Na tej trasie autobusy nagminne nie przyjeżdżają

Katarzyna Kijakowska
Oleśniczanin
Lista zarzutów jest bardzo długa, ale pasażerowie denerwują się przede wszystkim na autobusy, które... nie przyjeżdżają. - Przecież my musimy czymś dostać się do pracy - mówią oleśniczanie.

Czytelniczka dojeżdżająca codziennie do pracy właśnie Polbusem nie potrafi zrozumieć tego, jak działa przewoźnik. - Idę rano na przystanek i czekam, czy dzisiaj kierowca się nade mną zlituje, czy przyjedzie - mówi. - Raz, drugi, trzeci w pracy mogłam się usprawiedliwić, wyjaśnić, ale codziennie tego robić nie mogę.

- Generalnie ostatnimi czasy to już śmiech przez łzy. Profilaktycznie wychodzi się na autobus wcześniej, a tu niespodzianka! Nie przyjeżdżają dwa i tak czy inaczej człowiek jest spóźniony. Można dzwonić, można pisać - żadnego odzewu - to wpis na stronie przewoźnika. Jeden z wielu.

Takich głosów dociera do nas co najmniej kilka w miesiącu. Oleśniczanie są rozczarowani postawą przewoźnika. To duże utrudnienie dla tych, którzy na co dzień podróżują Polbusem. Zwłaszcza, że nie chodzi o pojedyncze przypadki a o kilka lub nawet kilkanaście kursów dziennie.

Przewoźnik tłumaczył swoje kłopoty dużą absencją chorobową w grupie kierowców w Oleśnicy. Dwadzieścia procent z nich miało przebywać na zwolnieniach lekarskich i to deorganizuje pracę firmy.

Prezes wrocławskiej spółki mówił na ten temat ostatnio w Polskim Radiu Wrocław. - Wszystkim naszym pasażerom należą się przeprosiny. Nie mam co do tego żadnych wątpliwości - mówił Krzysztof Balawajder i zapewniał, iż Polbus robi wszystko, aby sytuację jak najprędzej przywrócić do normalności. - Żebyśmy mieli wreszcie taki dzień, kiedy wszystkie autobusy przewidziane w rozkładzie wyjadą na trasy - mówił i zapewniał także, że kłopoty z problemami kadrowymi zostaną rozwiązane.

Czas pokazał, że to się nie udało. A nawet jeśli kierowców przybyło, nie ma to przełożenia na systematyczność kursów. Skargi na Polbus były kierowane m.in.do urzędu marszałkowskiego. Były upomnienia z instytucji nadzorującej, ale lepiej nie było.

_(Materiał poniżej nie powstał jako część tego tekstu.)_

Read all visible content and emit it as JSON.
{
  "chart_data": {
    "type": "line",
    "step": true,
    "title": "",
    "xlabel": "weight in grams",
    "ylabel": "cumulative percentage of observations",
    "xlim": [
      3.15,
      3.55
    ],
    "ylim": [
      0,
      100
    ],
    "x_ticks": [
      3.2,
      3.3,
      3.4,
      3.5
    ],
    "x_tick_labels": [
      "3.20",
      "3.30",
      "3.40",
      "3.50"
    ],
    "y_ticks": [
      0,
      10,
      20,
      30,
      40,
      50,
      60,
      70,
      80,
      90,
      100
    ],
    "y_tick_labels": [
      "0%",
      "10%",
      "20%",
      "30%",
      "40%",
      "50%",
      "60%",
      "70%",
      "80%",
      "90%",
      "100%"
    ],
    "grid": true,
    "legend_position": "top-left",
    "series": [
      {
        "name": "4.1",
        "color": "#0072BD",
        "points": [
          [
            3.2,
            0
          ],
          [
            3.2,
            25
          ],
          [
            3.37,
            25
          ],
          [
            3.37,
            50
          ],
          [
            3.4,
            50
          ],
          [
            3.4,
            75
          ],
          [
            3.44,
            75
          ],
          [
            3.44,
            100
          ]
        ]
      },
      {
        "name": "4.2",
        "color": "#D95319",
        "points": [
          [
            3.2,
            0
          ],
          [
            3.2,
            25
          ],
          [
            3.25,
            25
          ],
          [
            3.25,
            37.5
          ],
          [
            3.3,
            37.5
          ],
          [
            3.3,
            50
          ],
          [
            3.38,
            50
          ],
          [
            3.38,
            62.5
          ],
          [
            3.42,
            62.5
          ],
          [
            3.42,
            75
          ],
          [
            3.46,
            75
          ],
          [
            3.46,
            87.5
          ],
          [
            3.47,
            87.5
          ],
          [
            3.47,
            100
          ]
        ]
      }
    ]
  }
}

- Zostałem zapewniony o podjęciu kroków, które doprowadzą do znormalizowania sytuacji przewozowej. Dodatkowo chciałbym zapewnić, że jako Urząd Marszałkowski Województwa Dolnośląskiego regularnie przeprowadzamy kontrole realizacji zezwoleń na wykonywanie przewozów autobusowych. Ostatnie wyniki wskazują, że opisana przez Pana sytuacja ulega poprawie - odpisał Jerzy Michalak.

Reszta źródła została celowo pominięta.